I feel like a fool for trying to be heroic. Now, I’m just a schmuck sitting on a bed with a hysterical girl who wants to kill me.
“I thought you’d want to be with me, no matter what,” I tell her.
“That doesn’t have anything to do with a baby!” she fires back. “I have to know who the father is! You’re always saying you have the right to make a decision—well so do I! Trent made his! If this is not your baby, Landon, then it’s all up to me. Me! Not you.”
“What if I want it, even if it’s not mine?”
“You don’t get to make that call,” she says. “Nobody gets to choose their father. If the kid is Trent’s, it won’t matter how many ball games or dance lessons you do with the kid, it’ll still be Trent’s kid, don’t you get that? And nothing’s going to change the fucked up DNA in Trent’s family.”
“I’ll take that chance,” I tell her.
“But I won’t!” Sher says, the tears streaming. “Trent’s dad is a crack addict, Landon. His mom is mentally disturbed. I’m not making this up. She’s got serious problems. Trent’s older brother got sent to the psych ward and his little sister is a pathological liar. And you’ve met Trent!”
“If he’s so messed up, why did you ever sleep with him?”
“I don’t know,” she howls again, layering her arms on her knees and burying her face. “I knew he was crazy, but I thought for a minute…I don’t know…that maybe he wouldn’t be crazy
to me.
That he would use his craziness to protect me against everything else, not use it against me. I know it was stupid. It’s not like I thought it through. I felt like crap and he said something nice and I just said okay. It was over in two minutes and it was awful. It was just a huge mistake!
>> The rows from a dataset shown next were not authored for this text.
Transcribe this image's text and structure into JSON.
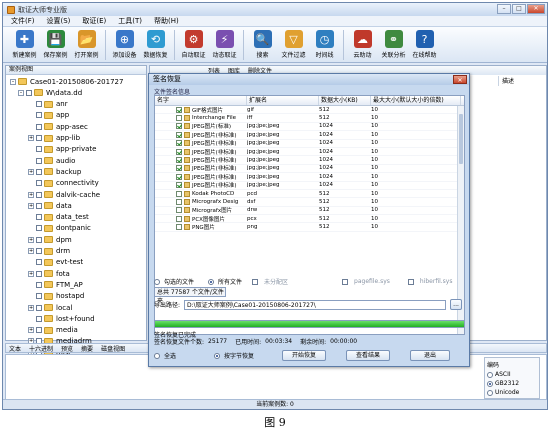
{
  "app": {
    "title": "取证大师专业版",
    "win_min": "–",
    "win_max": "□",
    "win_close": "✕"
  },
  "menu": [
    "文件(F)",
    "设置(S)",
    "取证(E)",
    "工具(T)",
    "帮助(H)"
  ],
  "toolbar": [
    {
      "label": "新建案例",
      "icon": "new-case-icon",
      "color": "#3a78c9"
    },
    {
      "label": "保存案例",
      "icon": "save-case-icon",
      "color": "#2d8a3d"
    },
    {
      "label": "打开案例",
      "icon": "open-case-icon",
      "color": "#d9962a"
    },
    {
      "label": "添加设备",
      "icon": "add-device-icon",
      "color": "#3a78c9"
    },
    {
      "label": "数据恢复",
      "icon": "data-recovery-icon",
      "color": "#2f9bd1"
    },
    {
      "label": "自动取证",
      "icon": "auto-forensics-icon",
      "color": "#c23b2e"
    },
    {
      "label": "动态取证",
      "icon": "live-forensics-icon",
      "color": "#7a4fb0"
    },
    {
      "label": "搜索",
      "icon": "search-icon",
      "color": "#2d6fb5"
    },
    {
      "label": "文件过滤",
      "icon": "file-filter-icon",
      "color": "#e0a030"
    },
    {
      "label": "时间线",
      "icon": "timeline-icon",
      "color": "#2f7fc0"
    },
    {
      "label": "云助动",
      "icon": "cloud-icon",
      "color": "#c0392b"
    },
    {
      "label": "关联分析",
      "icon": "correlation-icon",
      "color": "#3f8a3f"
    },
    {
      "label": "在线帮助",
      "icon": "online-help-icon",
      "color": "#2060b0"
    }
  ],
  "left_pane": {
    "header": "案例视图",
    "tree": {
      "case": "Case01-20150806-201727",
      "root": "W\\data.dd",
      "folders": [
        "anr",
        "app",
        "app-asec",
        "app-lib",
        "app-private",
        "audio",
        "backup",
        "connectivity",
        "dalvik-cache",
        "data",
        "data_test",
        "dontpanic",
        "dpm",
        "drm",
        "evt-test",
        "fota",
        "FTM_AP",
        "hostapd",
        "local",
        "lost+found",
        "media",
        "mediadrm",
        "misc"
      ]
    }
  },
  "right_pane": {
    "tabs": [
      "列表",
      "图库",
      "删除文件"
    ],
    "col_signature": "签名",
    "col_desc": "描述"
  },
  "bottom": {
    "tabs": [
      "文本",
      "十六进制",
      "预览",
      "摘要",
      "磁盘视图"
    ],
    "encoding": {
      "label": "编码",
      "options": [
        "ASCII",
        "GB2312",
        "Unicode"
      ]
    }
  },
  "status": "当前案例数: 0",
  "caption": "图 9",
  "dialog": {
    "title": "签名恢复",
    "close": "✕",
    "group": "文件签名信息",
    "columns": [
      "名字",
      "扩展名",
      "数据大小(KB)",
      "最大大小(默认大小的倍数)"
    ],
    "rows": [
      {
        "on": true,
        "name": "GIF格式图片",
        "ext": "gif",
        "size": "512",
        "max": "10"
      },
      {
        "on": false,
        "name": "Interchange File",
        "ext": "iff",
        "size": "512",
        "max": "10"
      },
      {
        "on": true,
        "name": "JPEG图片(标准)",
        "ext": "jpg;jpe;jpeg",
        "size": "1024",
        "max": "10"
      },
      {
        "on": true,
        "name": "JPEG图片(非标准)",
        "ext": "jpg;jpe;jpeg",
        "size": "1024",
        "max": "10"
      },
      {
        "on": true,
        "name": "JPEG图片(非标准)",
        "ext": "jpg;jpe;jpeg",
        "size": "1024",
        "max": "10"
      },
      {
        "on": true,
        "name": "JPEG图片(非标准)",
        "ext": "jpg;jpe;jpeg",
        "size": "1024",
        "max": "10"
      },
      {
        "on": true,
        "name": "JPEG图片(非标准)",
        "ext": "jpg;jpe;jpeg",
        "size": "1024",
        "max": "10"
      },
      {
        "on": true,
        "name": "JPEG图片(非标准)",
        "ext": "jpg;jpe;jpeg",
        "size": "1024",
        "max": "10"
      },
      {
        "on": true,
        "name": "JPEG图片(非标准)",
        "ext": "jpg;jpe;jpeg",
        "size": "1024",
        "max": "10"
      },
      {
        "on": true,
        "name": "JPEG图片(非标准)",
        "ext": "jpg;jpe;jpeg",
        "size": "1024",
        "max": "10"
      },
      {
        "on": false,
        "name": "Kodak PhotoCD",
        "ext": "pcd",
        "size": "512",
        "max": "10"
      },
      {
        "on": false,
        "name": "Micrografx Desig",
        "ext": "dsf",
        "size": "512",
        "max": "10"
      },
      {
        "on": false,
        "name": "Micrografx图片",
        "ext": "drw",
        "size": "512",
        "max": "10"
      },
      {
        "on": false,
        "name": "PCX图像图片",
        "ext": "pcx",
        "size": "512",
        "max": "10"
      },
      {
        "on": false,
        "name": "PNG图片",
        "ext": "png",
        "size": "512",
        "max": "10"
      }
    ],
    "options": {
      "selected_files": "勾选的文件",
      "all_files": "所有文件",
      "unallocated": "未分配区",
      "pagefile": "pagefile.sys",
      "hiberfil": "hiberfil.sys"
    },
    "total": "总共 77587 个文件/文件夹",
    "export_label": "导出路径:",
    "export_path": "D:\\取证大师案例\\Case01-20150806-201727\\",
    "browse": "...",
    "progress": 100,
    "done": "签名恢复已完成",
    "stats": {
      "count_label": "签名恢复文件个数:",
      "count": "25177",
      "elapsed_label": "已用时间:",
      "elapsed": "00:03:34",
      "remain_label": "剩余时间:",
      "remain": "00:00:00"
    },
    "full_select": "全选",
    "by_chars": "按字节恢复",
    "start": "开始恢复",
    "view_result": "查看结果",
    "exit": "退出"
  }
}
“Now I think it’s not fair to bring a baby into the world, if it’s whole being is based on two minutes of stupid, rotten sex with a dumb ass guy. But it’s not fair either to abort a baby that could have had an awesome dad. And you’re so nice to me, and saying you’ll love it, even if it’s not yours, but it’s not just about how much you would love it, Landon. I
had
a Trent for a father. Some people think it doesn’t matter, that abortion is so damn cruel, but living through what some people do to you can be way worse. I know. I’ve had nineteen years of worse.”